The T-Amylo score has been designed and tested in selected populations and not in a general population, as in the present study; although this might be a limitation, this is also a novelty of this study. The diagnosis of amyloidosis requires a multidisciplinary approach, combining clinical assessment, laboratory tests, imaging studies, and tissue biopsies. By implementing the T-Amylo score in the general population, early detection and intervention efforts are enhanced, as laboratory testing, imaging, and genetic studies can be difficult to implement in daily clinical practice in identifying cardiac ATTR amyloidosis. Recognizing individuals at an elevated risk for amyloid-related conditions allows for timely preventive measures, potentially slowing disease progression or even preventing onset of the disease. In addition, the T-Amylo score provides a standardized, objective measure that can be broadly applied, making it a valuable tool for public health initiatives. Its use in population-wide screening programs can facilitate large-scale epidemiological studies, yielding insights into the prevalence and distribution of amyloid-related diseases. The general population’s use of the T-Amylo score also supports personalized medicine approaches. By integrating individual risk profiles into healthcare planning, clinicians can tailor recommendations for lifestyle modifications, monitoring, and treatment plans, thereby optimizing patient outcomes. Moreover, the widespread application of the T-Amylo score can contribute to raising public awareness about amyloid-related diseases. As individuals become more informed about their health risks, they may be more proactive in seeking medical advice and adopting healthier behaviors.

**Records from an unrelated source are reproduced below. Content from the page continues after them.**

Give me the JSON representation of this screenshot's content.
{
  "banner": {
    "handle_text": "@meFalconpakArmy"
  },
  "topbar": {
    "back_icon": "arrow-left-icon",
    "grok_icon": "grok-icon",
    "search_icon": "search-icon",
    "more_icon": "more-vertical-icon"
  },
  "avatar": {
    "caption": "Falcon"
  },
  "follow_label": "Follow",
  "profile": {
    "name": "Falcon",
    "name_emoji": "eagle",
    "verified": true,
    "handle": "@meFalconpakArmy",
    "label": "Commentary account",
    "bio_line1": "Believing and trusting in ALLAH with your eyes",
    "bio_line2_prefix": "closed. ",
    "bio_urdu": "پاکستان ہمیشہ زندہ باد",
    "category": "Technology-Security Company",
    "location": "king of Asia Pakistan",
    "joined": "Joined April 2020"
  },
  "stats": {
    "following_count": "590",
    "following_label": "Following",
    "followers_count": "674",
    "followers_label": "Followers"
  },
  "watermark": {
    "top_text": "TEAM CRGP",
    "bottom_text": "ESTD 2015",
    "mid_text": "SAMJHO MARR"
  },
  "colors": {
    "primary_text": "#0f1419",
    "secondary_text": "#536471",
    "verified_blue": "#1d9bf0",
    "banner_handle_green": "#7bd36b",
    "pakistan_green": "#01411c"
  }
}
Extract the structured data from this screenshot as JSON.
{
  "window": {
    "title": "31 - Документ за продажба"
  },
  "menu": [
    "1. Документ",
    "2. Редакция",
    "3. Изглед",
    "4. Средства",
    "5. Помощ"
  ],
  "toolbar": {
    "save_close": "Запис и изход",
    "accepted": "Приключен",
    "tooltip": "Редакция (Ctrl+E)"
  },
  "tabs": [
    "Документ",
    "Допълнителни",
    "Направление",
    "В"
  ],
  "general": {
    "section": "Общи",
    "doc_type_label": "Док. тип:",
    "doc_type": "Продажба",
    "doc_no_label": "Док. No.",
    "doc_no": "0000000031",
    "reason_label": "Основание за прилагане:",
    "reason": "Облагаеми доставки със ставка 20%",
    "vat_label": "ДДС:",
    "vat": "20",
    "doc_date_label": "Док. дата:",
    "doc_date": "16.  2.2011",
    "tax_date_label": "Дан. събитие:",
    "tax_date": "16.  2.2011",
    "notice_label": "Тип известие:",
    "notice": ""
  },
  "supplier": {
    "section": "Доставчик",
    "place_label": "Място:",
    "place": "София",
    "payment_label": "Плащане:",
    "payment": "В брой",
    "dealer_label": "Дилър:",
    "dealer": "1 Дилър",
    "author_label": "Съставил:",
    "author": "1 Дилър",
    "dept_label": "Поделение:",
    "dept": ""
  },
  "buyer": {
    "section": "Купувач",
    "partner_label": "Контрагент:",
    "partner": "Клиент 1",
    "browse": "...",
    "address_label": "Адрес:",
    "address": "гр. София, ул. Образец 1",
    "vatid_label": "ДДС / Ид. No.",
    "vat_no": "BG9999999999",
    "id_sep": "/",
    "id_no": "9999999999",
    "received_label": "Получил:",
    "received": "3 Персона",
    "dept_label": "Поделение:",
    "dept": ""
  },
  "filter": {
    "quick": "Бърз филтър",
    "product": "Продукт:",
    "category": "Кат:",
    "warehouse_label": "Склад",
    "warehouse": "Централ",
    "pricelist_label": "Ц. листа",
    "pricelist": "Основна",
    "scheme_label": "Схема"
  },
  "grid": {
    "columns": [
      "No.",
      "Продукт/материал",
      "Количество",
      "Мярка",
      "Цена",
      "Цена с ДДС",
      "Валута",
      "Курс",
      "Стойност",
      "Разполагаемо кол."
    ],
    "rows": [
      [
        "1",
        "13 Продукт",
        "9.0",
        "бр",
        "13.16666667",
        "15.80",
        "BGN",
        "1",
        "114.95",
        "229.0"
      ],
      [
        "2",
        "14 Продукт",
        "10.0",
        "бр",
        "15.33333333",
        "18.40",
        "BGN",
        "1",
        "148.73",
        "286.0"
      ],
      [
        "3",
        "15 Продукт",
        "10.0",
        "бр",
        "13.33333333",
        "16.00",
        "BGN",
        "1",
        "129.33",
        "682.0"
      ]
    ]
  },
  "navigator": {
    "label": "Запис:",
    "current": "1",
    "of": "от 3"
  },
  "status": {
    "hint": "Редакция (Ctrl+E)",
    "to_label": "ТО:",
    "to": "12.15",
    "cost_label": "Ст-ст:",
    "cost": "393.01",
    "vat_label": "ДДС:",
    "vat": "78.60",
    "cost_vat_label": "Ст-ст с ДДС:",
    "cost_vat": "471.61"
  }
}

The sampling procedure may introduce potential selection bias and healthy volunteer effect, as people living in institutions were excluded from the Ikaria study, and the general participation rate was 54%. For evaluating all-cause and CVD mortality and morbidity in a general population, the sample of 1420 subjects is not adequate to be considered as representative of the general population, also taking into account that the follow-up was only of 4 years duration. The M-mode was used for the LV measurements according to the former ESC guidelines (2005); however, the current guidelines recommend 2D measurements for LV dimensions. In the clinical diagnosis of ATTR-CM, several echocardiographic indices are also used, e.g. longitudinal left ventricular strain, and other multiparametric scores that incorporate more advanced echocardiographic features, to increase the diagnostic accuracy, which were not available in this study. Thus, to avoid confusion, and due to the lack of relevant validation of the T-Amylo score in the general population, no diagnosis of ATTR-CM is presented here.

In conclusion, as the general population is getting older, and the predisposing factors for CVD in older individuals are not well understood and appreciated, the application of markers for the prognosis of CVD morbidity and mortality through uncovering other predisposing health states is of major importance. In this study, the prognostic value of an ATTR-CM score, the T-Amylo score, was evaluated and found promising for prognosis of CVDs in the general population.